One of the pieces most often heard on the world's chamber music stages, creating an extraordinary aura of spirituality and emotionality, strengthening the hope and faith of humanity with its religious content - this is how French composer Olivier Messiaen's "Quartet for the End of Time" is described.
The piece was created in the Giorlico (Silesia) prisoner of war camp, where the composer was imprisoned in 1940-1941. It was written for three friends who were imprisoned together, as well as professional musicians - Etienne Pasquier (cello), Jean Le Boulaire (violin) and Henri Akoka (clarinet) and premiered in 1941. January 15 The piano part was performed by O. Messiaen himself.

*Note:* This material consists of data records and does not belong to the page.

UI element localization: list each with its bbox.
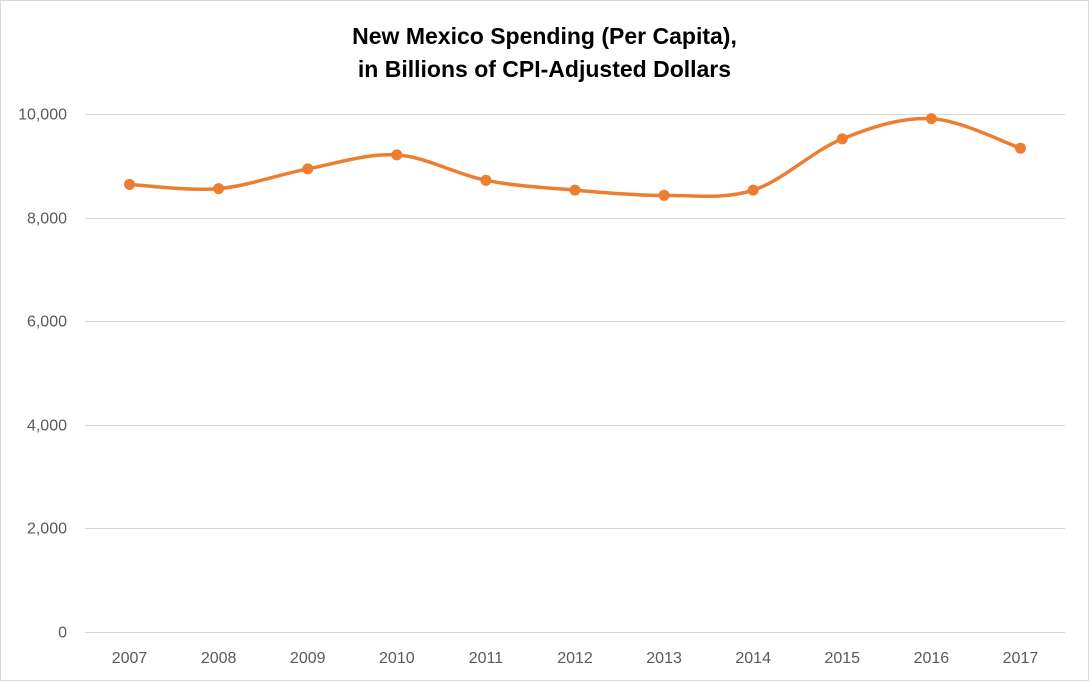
x-tick-label: 2010 xyxy=(379,650,415,667)
data-point-2008 xyxy=(213,183,225,195)
y-axis-labels: 0 2,000 4,000 6,000 8,000 10,000 xyxy=(18,107,67,642)
data-point-2012 xyxy=(569,184,581,196)
data-point-2016 xyxy=(925,113,937,125)
x-tick-label: 2012 xyxy=(557,650,593,667)
series-line-0 xyxy=(127,116,1023,199)
x-tick-label: 2008 xyxy=(201,650,237,667)
x-tick-label: 2015 xyxy=(824,650,860,667)
y-tick-label: 0 xyxy=(58,625,67,642)
y-tick-label: 2,000 xyxy=(27,521,67,538)
x-tick-label: 2013 xyxy=(646,650,682,667)
gridlines xyxy=(85,114,1065,633)
data-point-2014 xyxy=(747,184,759,196)
data-point-2011 xyxy=(480,174,492,186)
data-point-2009 xyxy=(302,163,314,175)
x-tick-label: 2017 xyxy=(1003,650,1039,667)
data-point-2013 xyxy=(658,189,670,201)
y-tick-label: 6,000 xyxy=(27,314,67,331)
x-axis-labels: 2007 2008 2009 2010 2011 2012 2013 2014 2015 2016… xyxy=(112,650,1039,667)
chart-title-line-1: New Mexico Spending (Per Capita), xyxy=(352,23,737,49)
x-tick-label: 2007 xyxy=(112,650,148,667)
chart-title: New Mexico Spending (Per Capita), in Bil… xyxy=(0,20,1089,86)
data-point-2015 xyxy=(836,133,848,145)
markers xyxy=(124,113,1026,201)
x-tick-label: 2014 xyxy=(735,650,771,667)
y-tick-label: 10,000 xyxy=(18,107,67,124)
data-point-2010 xyxy=(391,149,403,161)
x-tick-label: 2009 xyxy=(290,650,326,667)
data-point-2017 xyxy=(1014,142,1026,154)
series xyxy=(127,116,1023,199)
data-point-2007 xyxy=(124,178,136,190)
chart-title-line-2: in Billions of CPI-Adjusted Dollars xyxy=(357,56,732,82)
x-tick-label: 2011 xyxy=(469,650,504,667)
y-tick-label: 8,000 xyxy=(27,211,67,228)
x-tick-label: 2016 xyxy=(914,650,950,667)
y-tick-label: 4,000 xyxy=(27,418,67,435)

The composer created with the help of the guard Karl Albert Brüll, who appreciated the music, who, impressed by O. Messiaen's talent, provided him with writing tools and gave him an undisturbed space.
The author wrote about the content and structure of the quartet: "The musical language of the work is essentially immaterial, spiritual, Catholic. The harmony, which realizes a certain universality of sound by means of melody and harmony, brings the listener closer to eternity in space and infinity. Unusual rhythms that are not bound by any norms help a lot to distance everything that is mundane. (But it's all but attempts and rambles when you consider the crushing majesty of the subject!) Quartet in eight movements. Why? Seven is a great number, the six-day creation sanctified by the divine sabbath; the seventh, the day of rest, lasts until eternity and becomes the eighth, a day of perfect light, undisturbed peace."